Ikan nila telah banyak digunakan dalam
penelitian toksikologi karena respon ikan nila yang cukup cepat terhadap
perubahan lingkungan, ikan nila biasa dipelihara di tambak-tambak yang
terpelihara dengan baik dan jauh dari pencemar, namun lain halnya dengan ikan
nila yang ada di sungai-sungai (tidak ditambak) yang hidup secara alami,
ikan-ikan ini rentan terhadap pencemaran lingkungan air. Dari percobaan ini
praktikan dapat membuktikan bahwa ikan nila dapat digunakan sebagai
bioindikator bagi pencemaran air, artinya pada tingkat pencemaran tertentu ikan
nila tidak dapat hidup.
Pada percobaan ini, praktikan
melaksanakan 3 kali percobaan dengan adanya perubahan konsentrasi pada setiap
percobaan. Pada uji pendahuluan (percobaan I), digunakan konsentrasi Wifol sebanyak
1 ml, 2 ml, 3, ml, dan 4 ml, pada uji pendahuluan ini, percobaan gagal karena
ikan-ikan nila mati sebelum 2 jam setelah dimasukkan ke dalam ember yang berisi
air + Wifol, pada konsentrasi 4 ml, dalam waktu 31 menit ikan nila telah mati,
kemudian menyusul ikan dalam konsentrasi 3 ml, mati dalam waktu 54 menit, pada
konsentrasi 2 ml, ikan mati setelah 1 jam 23 menit, dan pada konsentrasi 1 ml
ikan mati setelah 1 jam 44 menit, waktu ini dihitung dari awal memasukkan ikan
ke dalam ember yang berisi air yang telah diberi wifol masing-masing
konsentrasi. Rendahnya ketahanan hidup ikan nilai pada percobaan I ini,
disebabkan oleh konsentrasi detol yang terlalu tinggi, dan ikan nila yang
digunakan cukup kecil (masih belum dewasa), sehingga daya tahan terhadap konsentrasi
yang tinggi sangat lemah.
Pada percobaan II, digunakan konsentrasi
0,1 ml, 0,2 ml, 0,3 ml, 0,4 ml, pada pengamatan percobaan ini, ikan nila tetap
hidup sampai hari berikutnya (Senin jam 13.00 wita sampai Selasa 19.00 wita),
karena ikan tidak ada yang mati, maka konsentrasi ditambahkan menjadi
masing-masing 0,5 ml, 0,6 ml, 0,7 ml, dan 0,8 ml, penambahan konsentrasi
dilakukan pada hari Selasa pukul 19.00 wita. Dari Selasa 19.00 wita, dikatakan
sebagai percobaan III karena adanya penambahan konsentrasi, akhirnya pada pukul
01.10 ikan nila pada konsentrasi 0,8 ml mati (6 jam l0 menit dari pukul 19.00),
disusul ikan pada konsentrasi 0,7 pada pukul 02.45 (8 jam 45 menit dari pukul
19.00), kemudian ikan pada konsentrasi 0,6 ml mati pada pukul 03.55 (8 jam
55 menit dari pukul 19.00), dan yang
terakhir ikan pada konsentrasi 0,5 ml mati pada pukul 04.25 (9 jam 25 menit
dari pukul 19.00).
Dari ketiga percobaan di atas, ikan nila
yang sebagai kontrol tetap hidup sampai akhir percobaan, hal ini membuktikan bahwa
ikan nilai dapat digunakan sebagai bioindikator.

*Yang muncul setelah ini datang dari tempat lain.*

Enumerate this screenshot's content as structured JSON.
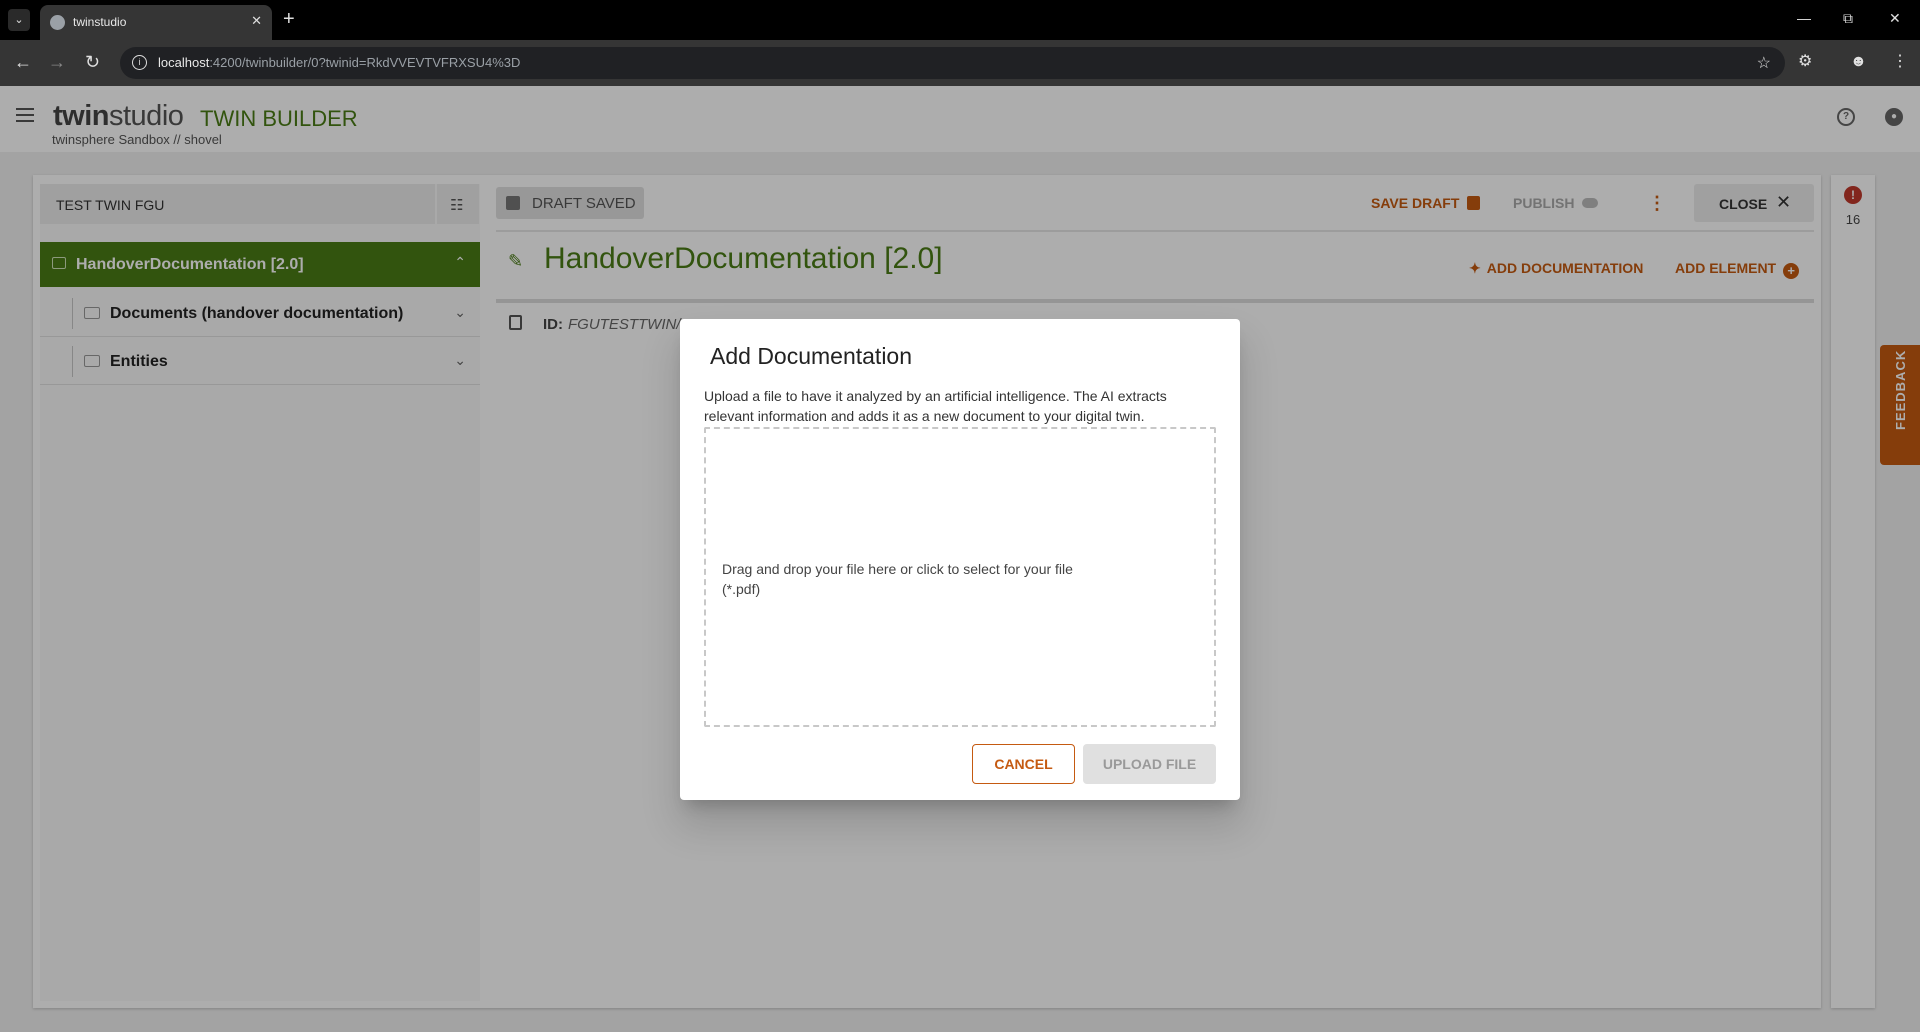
{
  "browser": {
    "tab_title": "twinstudio",
    "url_host": "localhost",
    "url_rest": ":4200/twinbuilder/0?twinid=RkdVVEVTVFRXSU4%3D"
  },
  "app": {
    "brand_bold": "twin",
    "brand_light": "studio",
    "product": "TWIN BUILDER",
    "subtitle": "twinsphere Sandbox // shovel"
  },
  "tree": {
    "twin_name": "TEST TWIN FGU",
    "root_label": "HandoverDocumentation [2.0]",
    "items": [
      {
        "label": "Documents (handover documentation)"
      },
      {
        "label": "Entities"
      }
    ]
  },
  "toolbar": {
    "draft_status": "DRAFT SAVED",
    "save_draft": "SAVE DRAFT",
    "publish": "PUBLISH",
    "close": "CLOSE"
  },
  "element": {
    "title": "HandoverDocumentation [2.0]",
    "add_documentation": "ADD DOCUMENTATION",
    "add_element": "ADD ELEMENT",
    "id_label": "ID:",
    "id_value": "FGUTESTTWIN/"
  },
  "side_panel": {
    "warning_count": "16"
  },
  "feedback": {
    "label": "FEEDBACK"
  },
  "dialog": {
    "title": "Add Documentation",
    "description": "Upload a file to have it analyzed by an artificial intelligence. The AI extracts relevant information and adds it as a new document to your digital twin.",
    "dropzone_text": "Drag and drop your file here or click to select for your file (*.pdf)",
    "cancel": "CANCEL",
    "upload": "UPLOAD FILE"
  },
  "colors": {
    "brand_green": "#4a7c16",
    "accent_orange": "#c55a11"
  }
}
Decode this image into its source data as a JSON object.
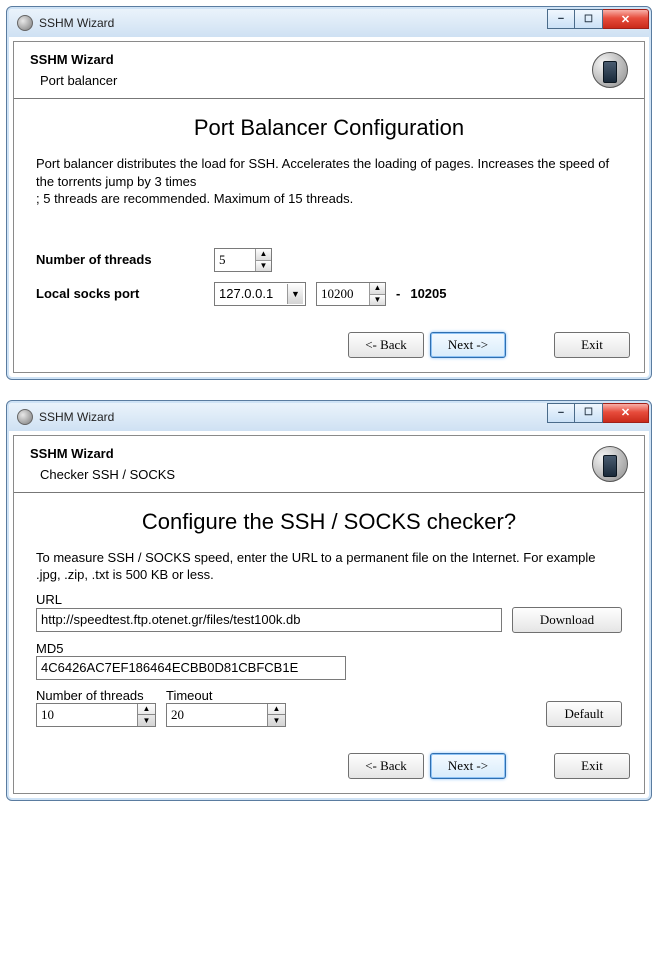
{
  "window1": {
    "title": "SSHM Wizard",
    "banner": {
      "title": "SSHM Wizard",
      "subtitle": "Port balancer"
    },
    "page_title": "Port Balancer Configuration",
    "desc1": "Port balancer distributes the load for SSH. Accelerates the loading of pages. Increases the speed of the torrents jump by 3 times",
    "desc2": "; 5 threads are recommended. Maximum of 15 threads.",
    "num_threads_label": "Number of threads",
    "num_threads_value": "5",
    "socks_label": "Local socks port",
    "socks_host": "127.0.0.1",
    "socks_port_start": "10200",
    "socks_dash": "-",
    "socks_port_end": "10205",
    "back": "<- Back",
    "next": "Next ->",
    "exit": "Exit"
  },
  "window2": {
    "title": "SSHM Wizard",
    "banner": {
      "title": "SSHM Wizard",
      "subtitle": "Checker SSH / SOCKS"
    },
    "page_title": "Configure the SSH / SOCKS checker?",
    "desc1": "To measure SSH / SOCKS speed, enter the URL to a permanent file on the Internet. For example .jpg, .zip, .txt is 500 KB or less.",
    "url_label": "URL",
    "url_value": "http://speedtest.ftp.otenet.gr/files/test100k.db",
    "download": "Download",
    "md5_label": "MD5",
    "md5_value": "4C6426AC7EF186464ECBB0D81CBFCB1E",
    "threads_label": "Number of threads",
    "threads_value": "10",
    "timeout_label": "Timeout",
    "timeout_value": "20",
    "default_btn": "Default",
    "back": "<- Back",
    "next": "Next ->",
    "exit": "Exit"
  }
}
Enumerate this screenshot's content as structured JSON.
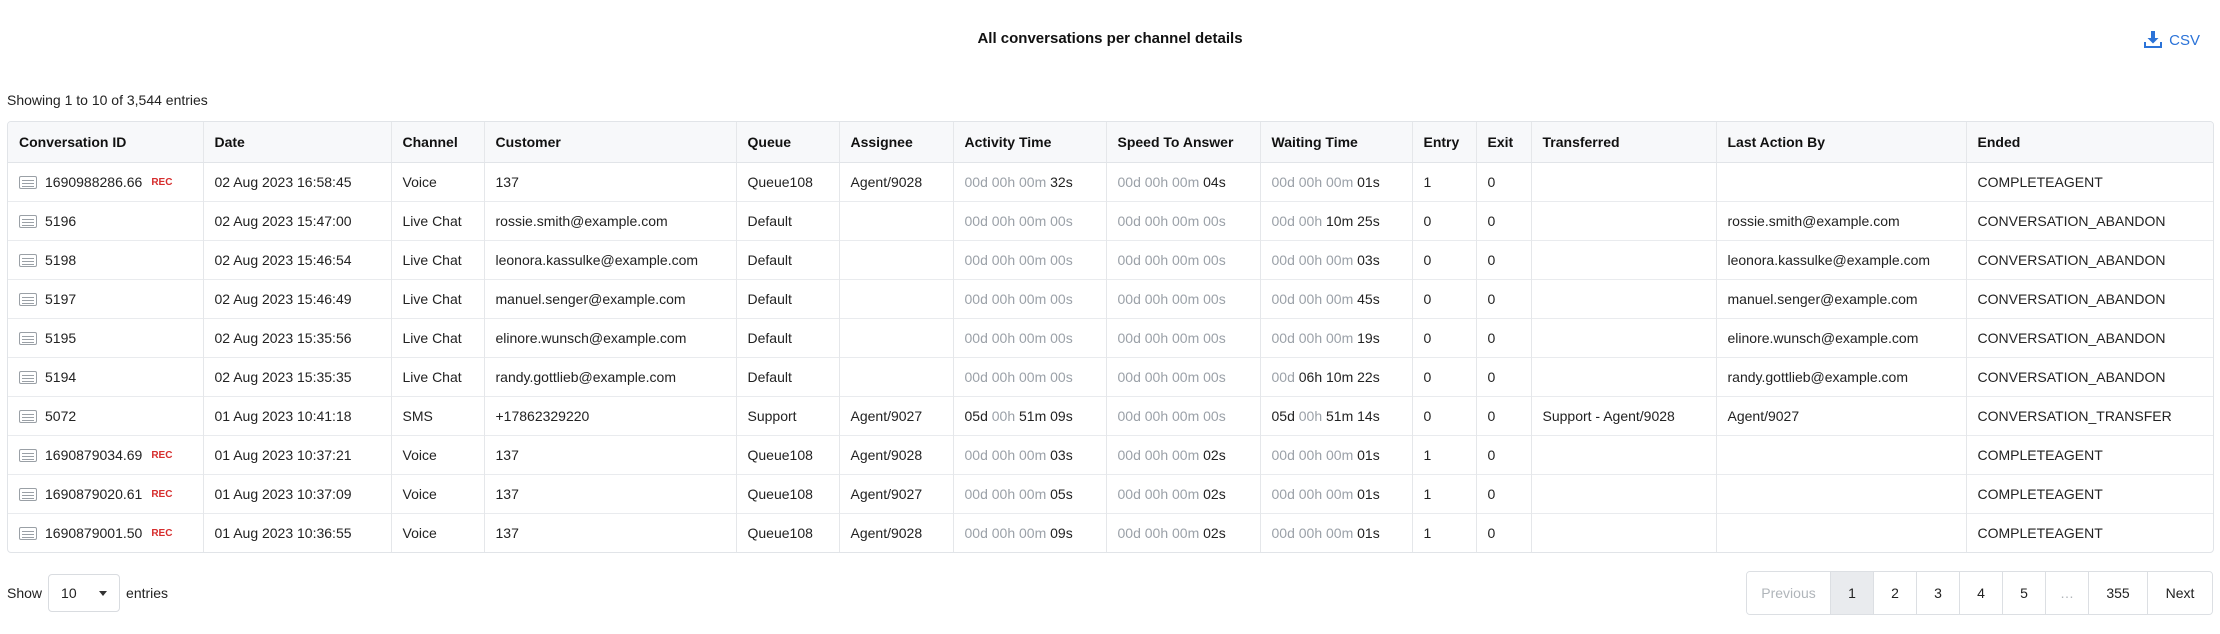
{
  "header": {
    "title": "All conversations per channel details",
    "csv_label": "CSV"
  },
  "info_text": "Showing 1 to 10 of 3,544 entries",
  "columns": [
    "Conversation ID",
    "Date",
    "Channel",
    "Customer",
    "Queue",
    "Assignee",
    "Activity Time",
    "Speed To Answer",
    "Waiting Time",
    "Entry",
    "Exit",
    "Transferred",
    "Last Action By",
    "Ended"
  ],
  "rows": [
    {
      "id": "1690988286.66",
      "rec": "REC",
      "date": "02 Aug 2023 16:58:45",
      "channel": "Voice",
      "customer": "137",
      "queue": "Queue108",
      "assignee": "Agent/9028",
      "activity": {
        "z": "00d 00h 00m ",
        "v": "32s"
      },
      "speed": {
        "z": "00d 00h 00m ",
        "v": "04s"
      },
      "waiting": {
        "z": "00d 00h 00m ",
        "v": "01s"
      },
      "entry": "1",
      "exit": "0",
      "transferred": "",
      "last_action": "",
      "ended": "COMPLETEAGENT"
    },
    {
      "id": "5196",
      "rec": "",
      "date": "02 Aug 2023 15:47:00",
      "channel": "Live Chat",
      "customer": "rossie.smith@example.com",
      "queue": "Default",
      "assignee": "",
      "activity": {
        "z": "00d 00h 00m 00s",
        "v": ""
      },
      "speed": {
        "z": "00d 00h 00m 00s",
        "v": ""
      },
      "waiting": {
        "z": "00d 00h ",
        "v": "10m 25s"
      },
      "entry": "0",
      "exit": "0",
      "transferred": "",
      "last_action": "rossie.smith@example.com",
      "ended": "CONVERSATION_ABANDON"
    },
    {
      "id": "5198",
      "rec": "",
      "date": "02 Aug 2023 15:46:54",
      "channel": "Live Chat",
      "customer": "leonora.kassulke@example.com",
      "queue": "Default",
      "assignee": "",
      "activity": {
        "z": "00d 00h 00m 00s",
        "v": ""
      },
      "speed": {
        "z": "00d 00h 00m 00s",
        "v": ""
      },
      "waiting": {
        "z": "00d 00h 00m ",
        "v": "03s"
      },
      "entry": "0",
      "exit": "0",
      "transferred": "",
      "last_action": "leonora.kassulke@example.com",
      "ended": "CONVERSATION_ABANDON"
    },
    {
      "id": "5197",
      "rec": "",
      "date": "02 Aug 2023 15:46:49",
      "channel": "Live Chat",
      "customer": "manuel.senger@example.com",
      "queue": "Default",
      "assignee": "",
      "activity": {
        "z": "00d 00h 00m 00s",
        "v": ""
      },
      "speed": {
        "z": "00d 00h 00m 00s",
        "v": ""
      },
      "waiting": {
        "z": "00d 00h 00m ",
        "v": "45s"
      },
      "entry": "0",
      "exit": "0",
      "transferred": "",
      "last_action": "manuel.senger@example.com",
      "ended": "CONVERSATION_ABANDON"
    },
    {
      "id": "5195",
      "rec": "",
      "date": "02 Aug 2023 15:35:56",
      "channel": "Live Chat",
      "customer": "elinore.wunsch@example.com",
      "queue": "Default",
      "assignee": "",
      "activity": {
        "z": "00d 00h 00m 00s",
        "v": ""
      },
      "speed": {
        "z": "00d 00h 00m 00s",
        "v": ""
      },
      "waiting": {
        "z": "00d 00h 00m ",
        "v": "19s"
      },
      "entry": "0",
      "exit": "0",
      "transferred": "",
      "last_action": "elinore.wunsch@example.com",
      "ended": "CONVERSATION_ABANDON"
    },
    {
      "id": "5194",
      "rec": "",
      "date": "02 Aug 2023 15:35:35",
      "channel": "Live Chat",
      "customer": "randy.gottlieb@example.com",
      "queue": "Default",
      "assignee": "",
      "activity": {
        "z": "00d 00h 00m 00s",
        "v": ""
      },
      "speed": {
        "z": "00d 00h 00m 00s",
        "v": ""
      },
      "waiting": {
        "z": "00d ",
        "v": "06h 10m 22s"
      },
      "entry": "0",
      "exit": "0",
      "transferred": "",
      "last_action": "randy.gottlieb@example.com",
      "ended": "CONVERSATION_ABANDON"
    },
    {
      "id": "5072",
      "rec": "",
      "date": "01 Aug 2023 10:41:18",
      "channel": "SMS",
      "customer": "+17862329220",
      "queue": "Support",
      "assignee": "Agent/9027",
      "activity": {
        "z": "",
        "v": "05d ",
        "z2": "00h ",
        "v2": "51m 09s"
      },
      "speed": {
        "z": "00d 00h 00m 00s",
        "v": ""
      },
      "waiting": {
        "z": "",
        "v": "05d ",
        "z2": "00h ",
        "v2": "51m 14s"
      },
      "entry": "0",
      "exit": "0",
      "transferred": "Support - Agent/9028",
      "last_action": "Agent/9027",
      "ended": "CONVERSATION_TRANSFER"
    },
    {
      "id": "1690879034.69",
      "rec": "REC",
      "date": "01 Aug 2023 10:37:21",
      "channel": "Voice",
      "customer": "137",
      "queue": "Queue108",
      "assignee": "Agent/9028",
      "activity": {
        "z": "00d 00h 00m ",
        "v": "03s"
      },
      "speed": {
        "z": "00d 00h 00m ",
        "v": "02s"
      },
      "waiting": {
        "z": "00d 00h 00m ",
        "v": "01s"
      },
      "entry": "1",
      "exit": "0",
      "transferred": "",
      "last_action": "",
      "ended": "COMPLETEAGENT"
    },
    {
      "id": "1690879020.61",
      "rec": "REC",
      "date": "01 Aug 2023 10:37:09",
      "channel": "Voice",
      "customer": "137",
      "queue": "Queue108",
      "assignee": "Agent/9027",
      "activity": {
        "z": "00d 00h 00m ",
        "v": "05s"
      },
      "speed": {
        "z": "00d 00h 00m ",
        "v": "02s"
      },
      "waiting": {
        "z": "00d 00h 00m ",
        "v": "01s"
      },
      "entry": "1",
      "exit": "0",
      "transferred": "",
      "last_action": "",
      "ended": "COMPLETEAGENT"
    },
    {
      "id": "1690879001.50",
      "rec": "REC",
      "date": "01 Aug 2023 10:36:55",
      "channel": "Voice",
      "customer": "137",
      "queue": "Queue108",
      "assignee": "Agent/9028",
      "activity": {
        "z": "00d 00h 00m ",
        "v": "09s"
      },
      "speed": {
        "z": "00d 00h 00m ",
        "v": "02s"
      },
      "waiting": {
        "z": "00d 00h 00m ",
        "v": "01s"
      },
      "entry": "1",
      "exit": "0",
      "transferred": "",
      "last_action": "",
      "ended": "COMPLETEAGENT"
    }
  ],
  "footer": {
    "show_label": "Show",
    "page_size": "10",
    "entries_label": "entries",
    "pagination": [
      "Previous",
      "1",
      "2",
      "3",
      "4",
      "5",
      "…",
      "355",
      "Next"
    ]
  },
  "colors": {
    "accent": "#2b73d8",
    "rec": "#d62d2d",
    "muted": "#9ba1a8"
  }
}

Dari konsentrasi terendah 0,5 ml per 5
liter air, Wifol sudah mampu mengganggu ketahanan hidup ikan nila, hal ini
berarti jika Wifol banyak mencemari lingkungan air, bukan tidak mungkin habitat
ikan menjadi tercemar, dan akhirnya populasi ikan akan menurun, atau ikan
tersebut menjadi berbahaya jika dikonsumsi manusia.
VI. KESIMPULAN
1.
Ikan nila dapat digunakan sebagai
bioindikator terhadap pencemaran Wifol pada air.
2.
Ketahanan hidup ikan nila mulai
terganggu pada konsentrasi wifol 0,5 ml per 5 liter air.
3.
Tinggi
konsentrasi zat pencemar mempengaruhi ketahanan hidup ikan secara signifikan,
artinya semakin tinggi konsentrasi zat, maka ketahanan hidup ikan semakin
terganggu, sehingga memberikan efek negatif.
VII. DAFTAR PUSTAKA
Kaspul. 2009. Penuntun
Praktikum Fisiologi Hewan. PMIPA FKIP UNLAM. Banjarmasin.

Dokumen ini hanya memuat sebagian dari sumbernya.